Nouvelle Societe

04-06-09

Une démocratie en tutelle

Ce qui se passe au parlement européen intéresse peu. On voit ces gens qui s’agitent sans avoir même le goût d’en changer. Ils inspirent plus de pitié que de colère ou de mépris, car ce serait leur rôle, en cette période de crise, de réaliser un programme que la population aurait choisi en les élisant et de fixer les moyens d’y parvenir, mais on sait qu’ils ne le peuvent pas: le pouvoir est ailleurs.

Les élections européennes nous rendront un grand service, si elles nous ouvrent les yeux et nous font constater que cette situation n’est pas vraie qu’au parlement de l’Europe, mais dans tous les parlements. On aura fait un grand pas vers le renouvellement de nos institutions, si on comprend que le problème fondamental de la démocratie actuelle est que ce ne sont plus les élus qui ont le vrai pouvoir de décision. L’élu est devenu impuissant… et un intermédiaire inutile.

Inutile, parce qu’il faut une connaissance spécialisée des dossiers pour pouvoir faire le choix des moyens. Les élus n’ont pas cette connaissance, puisque leur spécialité, à eux, c’est d’être politiciens. Se faire élire est un job à plein temps et, s’ils voulaient connaître aussi les subtilités de l’éducation ou des finances, les députés et les ministres ne feraient pas leur travail de politiciens. Les élus délèguent donc le choix des moyens aux hauts fonctionnaires.

Mais les hauts fonctionnaires ne peuvent pas non plus être des spécialistes en éducation, en finance ou quoi que ce soit d’autre que l’administration, puisque leur mission est de gérer des centaines ou des milliers d’employés et un budget de centaines de millions ou de milliards d’euros. Le haut fonctionnaire est donc un administrateur.

Qui connaît les dossiers des finances, de l’éducation, de la justice, etc ? Des fonctionnaires, aussi, mais d’un autre niveau. Du niveau “professionnel” qui se situe beaucoup plus bas dans la hiérarchie. Des fonctionnaires qui ne sont pas consultés quand les décisions sont prises, seulement quand il s’agit de les justifier.

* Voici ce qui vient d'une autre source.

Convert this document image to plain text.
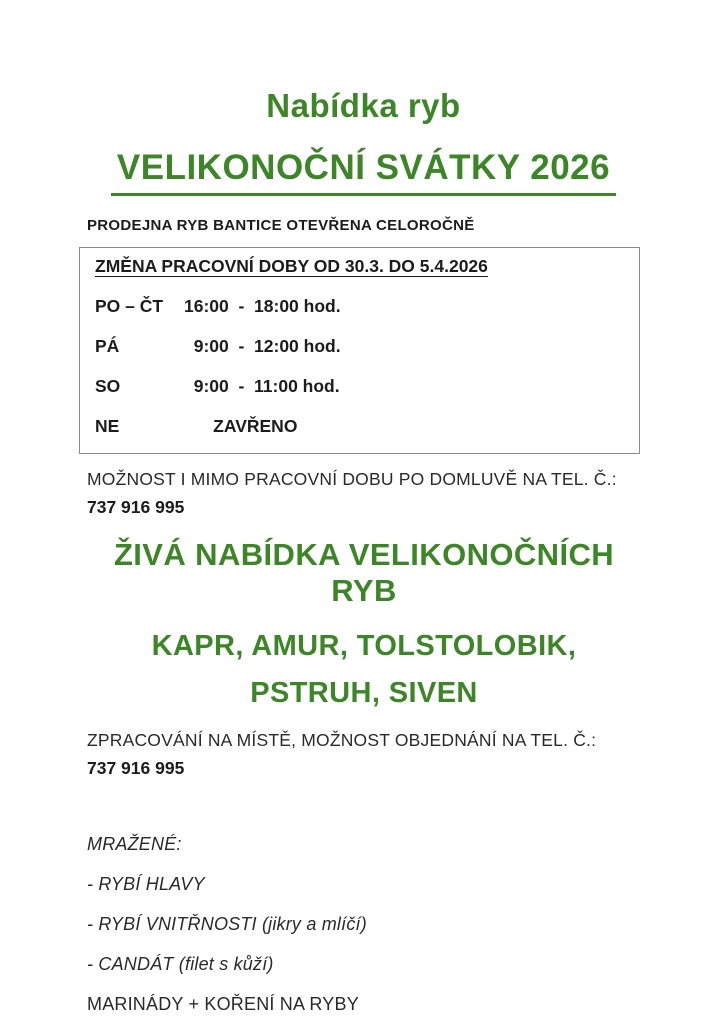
Nabídka ryb
VELIKONOČNÍ SVÁTKY 2026
PRODEJNA RYB BANTICE OTEVŘENA CELOROČNĚ
ZMĚNA PRACOVNÍ DOBY OD 30.3. DO 5.4.2026
PO – ČT	16:00  -  18:00 hod.
PÁ	9:00  -  12:00 hod.
SO	9:00  -  11:00 hod.
NE	ZAVŘENO
MOŽNOST I MIMO PRACOVNÍ DOBU PO DOMLUVĚ NA TEL. Č.:
737 916 995
ŽIVÁ NABÍDKA VELIKONOČNÍCH RYB
KAPR, AMUR, TOLSTOLOBIK,
PSTRUH, SIVEN
ZPRACOVÁNÍ NA MÍSTĚ, MOŽNOST OBJEDNÁNÍ NA TEL. Č.:
737 916 995
MRAŽENÉ:
- RYBÍ HLAVY
- RYBÍ VNITŘNOSTI (jikry a mlíčí)
- CANDÁT (filet s kůží)
MARINÁDY + KOŘENÍ NA RYBY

Parce que les décideurs sont des administrateurs, c’est la logique administrative qui prévaut quand ils décident des moyens: programmes, critères et procédures. Hélas, le choix des buts étant inextricablement lié à celui des moyens, les objectifs qui ne satisfont pas à la logique administrative – (qui ne permettent pas, par exemple, une utilisation optimale des ressources disponibles) – sont perçus comme impossibles à atteindre. Les buts définis par les représentants du peuple sont alors “reformulés” pour coller aux besoins du système. En fait, ils sont mis au rancart.

La démocratie représentative ne fonctionne plus, parce qu’elle a conduit à une situation où nous ne sommes plus gouvernés, mais sur-administrés. Ceux qui savent ne peuvent pas, ceux qui peuvent ne savent pas et les politiciens, impuissants, sont renvoyés pour des décisions qu’ils n’ont pas vraiment prises… alors que les vrais décideurs, les mandarins en contact direct avec les lobbies, qui ne veulent surtout pas le changement, mais seulement la pérennité du système et son fonctionnement sans heurts, ne portent pas la responsabilité de leurs erreurs ni surtout de leur indécision.

Il faut transformer radicalement le système démocratique. La démocratie, ce serait de soumettre au peuple des choix et de le laisser décider des buts, mais qu’ensuite le mandat d’atteindre ces buts soit confié à “ceux qui savent”, que ceux-ci aient la responsabilité formelle de décider des moyens et qu’ils soient responsables de leur décision, directement devant l’électorat.

Je suis tout à fait conscient des implications énormes de consulter la population sur le choix d’un président de banque centrale ou d’un chef d’Etat-Major. C’est une révolution. C’est l’avènement de la démocratie. Y sommes nous prêts ? Si les coups d’épée dans l’eau qu’on donne au palier de l’Europe nous font comprendre que le problème de l’absence de contrôle de la population sur le fonctionnement des institutions est le même aux autres paliers, cet exercice des élections européennes aura été bien utile.